コース
松茸 蟹 菊花浸し 銀杏唐揚げ
貝の形をした器に、蟹と菊花のお浸し、松茸、緑の銀杏が二粒。上から削り節がかかっている。
銀杏の唐揚げにはほんのり苦みがある。蟹も菊花も松茸も繊細で軽いので、その苦みだけが輪郭として残る。1皿目から口の中がさっぱりと片づく。
海老真薯 かんな松茸 青味
蓋を開けた瞬間に松茸が香る。
椀の中は薄くスライスされた松茸で埋まっている。出汁そのものはすっきりしていて、押してこない。そのぶん海老真薯の繊細さと松茸の香りが前に出る。
御造里 本日の二種
この日の2種は鯵と大トロ。
鯵は生姜醤油をつけると味わいが際立つ。繊細なのに、後ろに深みがある。大トロは脂の乗りが濃厚で口の中でとろけ、旨味が広がる。軽いほうから重いほうへ、二切れで振れ幅が出る。
甘鯛若狭焼き 才巻海老 いちょう丸十 菊蕪
甘鯛の若狭焼き。外は香ばしく焼けていて、中はまったくパサついていない。
じっくり火が入っているので、身はふっくらしたまま甘鯛特有の深い旨味と繊細な甘さが出てくる。並ぶ才巻海老も海の風味をたっぷり持っている。

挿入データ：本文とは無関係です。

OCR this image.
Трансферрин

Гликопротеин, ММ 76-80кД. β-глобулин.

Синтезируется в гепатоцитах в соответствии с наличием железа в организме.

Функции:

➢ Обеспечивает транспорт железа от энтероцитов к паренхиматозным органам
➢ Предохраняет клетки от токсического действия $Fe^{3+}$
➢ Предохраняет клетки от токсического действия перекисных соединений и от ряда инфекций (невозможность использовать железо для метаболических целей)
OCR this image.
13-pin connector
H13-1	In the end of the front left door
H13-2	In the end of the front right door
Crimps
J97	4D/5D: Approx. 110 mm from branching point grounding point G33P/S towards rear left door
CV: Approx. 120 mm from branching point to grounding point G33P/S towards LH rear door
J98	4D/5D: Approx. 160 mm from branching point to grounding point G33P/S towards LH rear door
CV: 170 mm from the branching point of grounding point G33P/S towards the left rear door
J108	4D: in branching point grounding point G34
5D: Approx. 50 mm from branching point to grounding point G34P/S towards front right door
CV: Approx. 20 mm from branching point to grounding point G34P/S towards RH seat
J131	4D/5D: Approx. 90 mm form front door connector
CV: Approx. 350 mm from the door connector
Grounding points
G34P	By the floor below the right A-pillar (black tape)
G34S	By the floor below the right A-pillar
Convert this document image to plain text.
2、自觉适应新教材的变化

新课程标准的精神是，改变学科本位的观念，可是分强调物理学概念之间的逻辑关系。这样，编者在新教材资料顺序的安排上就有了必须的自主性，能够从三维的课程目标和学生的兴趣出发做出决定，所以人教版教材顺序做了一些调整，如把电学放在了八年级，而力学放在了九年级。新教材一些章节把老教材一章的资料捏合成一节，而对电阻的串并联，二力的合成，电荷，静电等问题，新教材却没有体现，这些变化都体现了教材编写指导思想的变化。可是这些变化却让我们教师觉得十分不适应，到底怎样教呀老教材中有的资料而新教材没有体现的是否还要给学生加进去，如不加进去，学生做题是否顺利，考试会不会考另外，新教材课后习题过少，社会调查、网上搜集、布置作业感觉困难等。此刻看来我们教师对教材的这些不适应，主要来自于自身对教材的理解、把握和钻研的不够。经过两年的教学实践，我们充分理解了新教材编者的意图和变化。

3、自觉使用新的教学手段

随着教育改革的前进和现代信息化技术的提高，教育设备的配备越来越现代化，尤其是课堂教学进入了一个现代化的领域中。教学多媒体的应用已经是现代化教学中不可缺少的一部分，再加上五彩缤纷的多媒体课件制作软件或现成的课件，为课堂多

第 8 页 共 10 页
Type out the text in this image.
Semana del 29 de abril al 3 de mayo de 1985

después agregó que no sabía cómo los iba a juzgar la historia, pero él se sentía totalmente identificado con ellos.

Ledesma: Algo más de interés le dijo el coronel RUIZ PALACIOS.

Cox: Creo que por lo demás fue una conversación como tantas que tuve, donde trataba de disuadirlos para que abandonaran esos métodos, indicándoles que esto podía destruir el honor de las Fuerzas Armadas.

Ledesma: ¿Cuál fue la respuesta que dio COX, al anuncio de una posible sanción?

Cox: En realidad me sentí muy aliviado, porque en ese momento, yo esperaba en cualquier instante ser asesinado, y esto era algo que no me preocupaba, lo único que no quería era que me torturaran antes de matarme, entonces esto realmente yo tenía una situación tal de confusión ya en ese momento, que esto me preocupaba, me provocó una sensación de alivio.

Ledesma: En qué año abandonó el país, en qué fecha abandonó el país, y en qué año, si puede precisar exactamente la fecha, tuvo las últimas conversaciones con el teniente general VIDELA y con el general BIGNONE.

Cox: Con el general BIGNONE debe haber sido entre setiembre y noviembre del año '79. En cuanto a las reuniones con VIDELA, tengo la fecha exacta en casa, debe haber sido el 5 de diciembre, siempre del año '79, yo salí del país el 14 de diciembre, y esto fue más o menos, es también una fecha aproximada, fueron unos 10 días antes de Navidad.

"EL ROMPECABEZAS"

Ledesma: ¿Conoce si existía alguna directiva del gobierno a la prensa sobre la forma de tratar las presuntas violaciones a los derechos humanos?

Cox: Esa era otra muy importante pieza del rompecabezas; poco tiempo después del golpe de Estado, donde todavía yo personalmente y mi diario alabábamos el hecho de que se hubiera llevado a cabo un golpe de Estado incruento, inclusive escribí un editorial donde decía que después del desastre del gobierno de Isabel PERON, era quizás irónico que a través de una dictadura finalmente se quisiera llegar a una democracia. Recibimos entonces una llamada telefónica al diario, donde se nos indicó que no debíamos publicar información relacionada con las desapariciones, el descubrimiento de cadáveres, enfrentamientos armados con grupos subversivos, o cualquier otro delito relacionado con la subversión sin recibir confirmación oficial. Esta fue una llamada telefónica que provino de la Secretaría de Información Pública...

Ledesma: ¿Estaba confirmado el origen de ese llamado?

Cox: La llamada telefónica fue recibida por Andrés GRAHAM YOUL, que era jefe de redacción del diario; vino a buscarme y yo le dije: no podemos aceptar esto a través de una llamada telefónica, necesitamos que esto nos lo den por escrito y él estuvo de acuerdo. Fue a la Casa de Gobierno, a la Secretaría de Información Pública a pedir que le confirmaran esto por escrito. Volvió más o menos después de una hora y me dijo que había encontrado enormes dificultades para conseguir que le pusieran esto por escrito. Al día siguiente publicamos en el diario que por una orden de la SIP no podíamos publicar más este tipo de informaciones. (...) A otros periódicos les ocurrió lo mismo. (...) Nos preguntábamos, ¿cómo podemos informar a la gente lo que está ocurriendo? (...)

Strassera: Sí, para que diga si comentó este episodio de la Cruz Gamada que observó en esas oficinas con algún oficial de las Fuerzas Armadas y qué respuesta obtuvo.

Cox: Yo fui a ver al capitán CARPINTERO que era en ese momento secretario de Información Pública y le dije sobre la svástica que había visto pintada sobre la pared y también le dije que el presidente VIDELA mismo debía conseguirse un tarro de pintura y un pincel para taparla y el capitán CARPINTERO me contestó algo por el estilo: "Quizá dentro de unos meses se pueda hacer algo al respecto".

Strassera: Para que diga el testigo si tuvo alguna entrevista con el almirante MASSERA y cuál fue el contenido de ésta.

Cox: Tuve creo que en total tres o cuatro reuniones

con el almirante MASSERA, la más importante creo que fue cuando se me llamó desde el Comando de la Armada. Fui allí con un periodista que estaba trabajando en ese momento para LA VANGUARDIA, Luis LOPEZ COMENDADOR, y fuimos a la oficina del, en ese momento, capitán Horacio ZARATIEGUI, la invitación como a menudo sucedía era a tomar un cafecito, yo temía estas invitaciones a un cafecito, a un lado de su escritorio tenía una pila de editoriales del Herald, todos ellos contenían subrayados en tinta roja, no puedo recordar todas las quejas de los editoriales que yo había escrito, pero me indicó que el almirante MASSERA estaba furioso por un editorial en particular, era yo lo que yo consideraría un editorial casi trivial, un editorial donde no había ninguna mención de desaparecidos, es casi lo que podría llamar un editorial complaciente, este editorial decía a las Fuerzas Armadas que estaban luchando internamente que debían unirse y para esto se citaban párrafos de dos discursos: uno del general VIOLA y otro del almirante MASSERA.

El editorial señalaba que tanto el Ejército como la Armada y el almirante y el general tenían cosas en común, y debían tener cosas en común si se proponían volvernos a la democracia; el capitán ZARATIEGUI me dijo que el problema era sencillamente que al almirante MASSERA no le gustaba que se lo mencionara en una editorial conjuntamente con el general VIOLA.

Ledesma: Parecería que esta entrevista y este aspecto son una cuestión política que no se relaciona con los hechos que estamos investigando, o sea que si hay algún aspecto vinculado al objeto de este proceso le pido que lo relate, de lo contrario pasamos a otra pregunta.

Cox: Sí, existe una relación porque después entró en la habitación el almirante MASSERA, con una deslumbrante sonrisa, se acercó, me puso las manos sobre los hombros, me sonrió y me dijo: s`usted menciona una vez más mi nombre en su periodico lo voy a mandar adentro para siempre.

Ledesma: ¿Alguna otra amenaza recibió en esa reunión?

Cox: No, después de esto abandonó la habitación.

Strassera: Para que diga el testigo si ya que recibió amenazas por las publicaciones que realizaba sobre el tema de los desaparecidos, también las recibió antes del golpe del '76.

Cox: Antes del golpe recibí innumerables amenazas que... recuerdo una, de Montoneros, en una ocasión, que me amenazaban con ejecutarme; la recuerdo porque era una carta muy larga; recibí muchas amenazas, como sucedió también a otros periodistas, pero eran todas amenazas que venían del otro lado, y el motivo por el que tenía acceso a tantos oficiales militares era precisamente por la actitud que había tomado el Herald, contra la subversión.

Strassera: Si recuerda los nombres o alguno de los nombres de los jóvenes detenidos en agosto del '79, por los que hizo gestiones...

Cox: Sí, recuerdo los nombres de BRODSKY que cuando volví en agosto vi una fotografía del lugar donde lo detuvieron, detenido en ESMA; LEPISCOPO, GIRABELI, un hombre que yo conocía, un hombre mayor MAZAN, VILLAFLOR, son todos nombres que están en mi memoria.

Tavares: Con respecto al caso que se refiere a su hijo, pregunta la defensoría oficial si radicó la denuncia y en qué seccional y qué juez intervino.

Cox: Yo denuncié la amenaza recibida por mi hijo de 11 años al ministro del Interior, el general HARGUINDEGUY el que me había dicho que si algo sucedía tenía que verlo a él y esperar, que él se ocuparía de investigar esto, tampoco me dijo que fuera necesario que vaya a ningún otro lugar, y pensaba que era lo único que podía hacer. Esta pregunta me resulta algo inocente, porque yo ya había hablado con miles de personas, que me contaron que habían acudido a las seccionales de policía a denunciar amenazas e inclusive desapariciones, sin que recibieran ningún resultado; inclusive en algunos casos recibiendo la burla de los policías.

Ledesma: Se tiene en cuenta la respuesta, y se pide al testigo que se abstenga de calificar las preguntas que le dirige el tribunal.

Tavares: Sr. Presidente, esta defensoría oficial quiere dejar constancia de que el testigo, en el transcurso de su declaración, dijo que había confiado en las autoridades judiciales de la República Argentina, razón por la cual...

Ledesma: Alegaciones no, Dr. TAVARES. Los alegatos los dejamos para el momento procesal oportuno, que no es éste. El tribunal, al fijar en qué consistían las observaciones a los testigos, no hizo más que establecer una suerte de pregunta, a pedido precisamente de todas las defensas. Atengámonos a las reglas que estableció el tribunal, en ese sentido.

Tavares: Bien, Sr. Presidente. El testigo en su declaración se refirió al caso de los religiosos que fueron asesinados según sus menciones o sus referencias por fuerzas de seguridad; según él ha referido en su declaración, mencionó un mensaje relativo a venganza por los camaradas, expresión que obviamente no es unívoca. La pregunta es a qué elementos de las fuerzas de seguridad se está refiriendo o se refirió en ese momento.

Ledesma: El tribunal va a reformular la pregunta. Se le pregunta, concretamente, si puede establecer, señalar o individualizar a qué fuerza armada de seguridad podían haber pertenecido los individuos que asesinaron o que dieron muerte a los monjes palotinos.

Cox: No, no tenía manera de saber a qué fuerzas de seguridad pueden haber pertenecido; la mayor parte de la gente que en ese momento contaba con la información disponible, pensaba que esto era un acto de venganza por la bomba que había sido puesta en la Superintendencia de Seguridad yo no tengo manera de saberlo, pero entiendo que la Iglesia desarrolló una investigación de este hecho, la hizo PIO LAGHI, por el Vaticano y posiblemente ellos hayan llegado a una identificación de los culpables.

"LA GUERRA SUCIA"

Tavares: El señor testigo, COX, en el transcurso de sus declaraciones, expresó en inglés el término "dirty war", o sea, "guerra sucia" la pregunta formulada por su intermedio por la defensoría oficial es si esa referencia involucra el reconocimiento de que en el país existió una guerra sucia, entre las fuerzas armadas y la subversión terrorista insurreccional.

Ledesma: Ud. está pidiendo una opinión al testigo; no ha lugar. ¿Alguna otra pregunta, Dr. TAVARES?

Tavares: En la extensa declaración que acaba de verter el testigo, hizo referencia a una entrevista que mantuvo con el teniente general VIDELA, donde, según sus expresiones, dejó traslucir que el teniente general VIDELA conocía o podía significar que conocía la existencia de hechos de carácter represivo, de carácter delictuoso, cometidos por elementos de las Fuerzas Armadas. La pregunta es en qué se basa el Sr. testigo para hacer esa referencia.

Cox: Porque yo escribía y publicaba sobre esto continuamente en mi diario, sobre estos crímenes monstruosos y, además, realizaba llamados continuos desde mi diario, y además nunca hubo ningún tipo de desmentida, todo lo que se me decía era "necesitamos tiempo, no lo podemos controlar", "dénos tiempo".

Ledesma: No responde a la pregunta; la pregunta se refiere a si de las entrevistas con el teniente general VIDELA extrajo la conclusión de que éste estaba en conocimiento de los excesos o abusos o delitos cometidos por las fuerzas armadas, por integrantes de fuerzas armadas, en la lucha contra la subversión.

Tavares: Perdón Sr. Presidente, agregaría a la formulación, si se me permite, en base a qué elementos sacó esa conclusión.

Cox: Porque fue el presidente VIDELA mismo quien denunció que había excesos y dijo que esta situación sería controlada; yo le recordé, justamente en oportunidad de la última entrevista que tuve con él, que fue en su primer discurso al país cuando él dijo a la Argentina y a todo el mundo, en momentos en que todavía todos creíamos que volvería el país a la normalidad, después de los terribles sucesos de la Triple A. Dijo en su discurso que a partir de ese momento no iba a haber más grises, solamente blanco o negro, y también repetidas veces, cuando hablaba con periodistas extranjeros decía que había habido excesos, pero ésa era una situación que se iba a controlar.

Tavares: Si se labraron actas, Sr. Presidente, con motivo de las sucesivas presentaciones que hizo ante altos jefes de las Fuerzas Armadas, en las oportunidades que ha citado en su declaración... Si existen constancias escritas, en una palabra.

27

皿には紅葉と銀杏の葉、それにいちょうの形に抜いた黄色い丸十。九月の皿として、目のほうから先に季節が来る。
キビまる豚角煮 栗 京茄子 青味
キビまる豚の角煮は、煮込み方が絶妙で、肉が口の中でとろける。
タレとマスタードが添えてある。マスタードが入ると脂の重さが消えて、すっきりした味になる。付け合わせの京茄子と栗の甘さも角煮を引き立てる方向に働いていて、重いはずの1皿が重くならない。
秋鮭釜炊き御飯 いくら 味噌椀 香の物
秋鮭の釜炊き御飯。釜のまま供される。
炊き上がりの旨味がご飯全体に染み込んでいる。そこに別添えのいくらを乗せると、プチプチとした食感がアクセントになる。味噌椀と香の物が付いて、ここで秋鮭がこの日の締めの食材になる。
水菓子・和菓子
水菓子は梨とピオーネ。どちらもみずみずしい。梨は自然な甘さで、ピオーネは果実味らしい甘さ。方向の違う甘さが二つ並ぶ。
和菓子は餡の菓子が別の皿で出てくる。
まとめ
旬房の光琳は月替わりの昼の会席で、九月はとにかく秋の食材だけで押してくる。松茸、銀杏、栗、京茄子、秋鮭、梨とピオーネ。先付から水菓子まで、1皿も外れがない。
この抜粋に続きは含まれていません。